Organisms live in many extreme environments. Many studies on environmental adaptation have focused on temperature, particularly adaptations to high temperature. However, most of the planet is permanently cold.
Cold adaptation requires a variety of changes to the ribosome, protein structure and lipid content. Previous work has extensively examined protein and lipid adaptations, but little work has considered changes to the ribosome. We are interested in examining the ribosome since it is a large well structured RNA molecule that is critical to cell function. We aim to explore changes in interactions in ribosomes adapted to cold conditions. Previous work has examined the changes in Watson-Crick base pairing and only focused on 2D structure and found decreased hydrogen bonds with decreasing temperature. We focus our work on 3D structure and non-Watson-Crick base pairing. We expect to find changes which decrease the overall hydrogen bonding.
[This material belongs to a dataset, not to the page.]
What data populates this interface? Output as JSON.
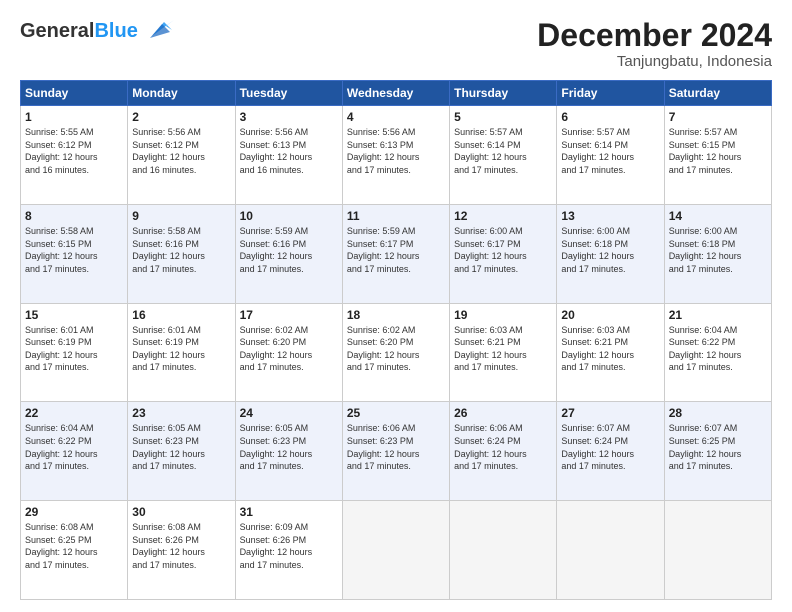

In order to address this issue we have assembled a dataset of optimal growth temperatures of bacterial type strains. We then annotated a sequence alignment with temperatures and aligned it to a high quality 3D structure. Using annotations of base pairs and the correspondences between the alignment and positions in this structure we determined sequence variations of base pairs.
Using our method we were able to reproduce known changes in the Watson-Crick base pairing. We also found that there are statistically significant changes in non-Watson-Crick base pairing that appear to decrease hydrogen bonding. However, these changes are small and they may not be biologically meaningful. In addition, not all individual base pairs show this pattern. This highlights the importance of considering structure in this analysis.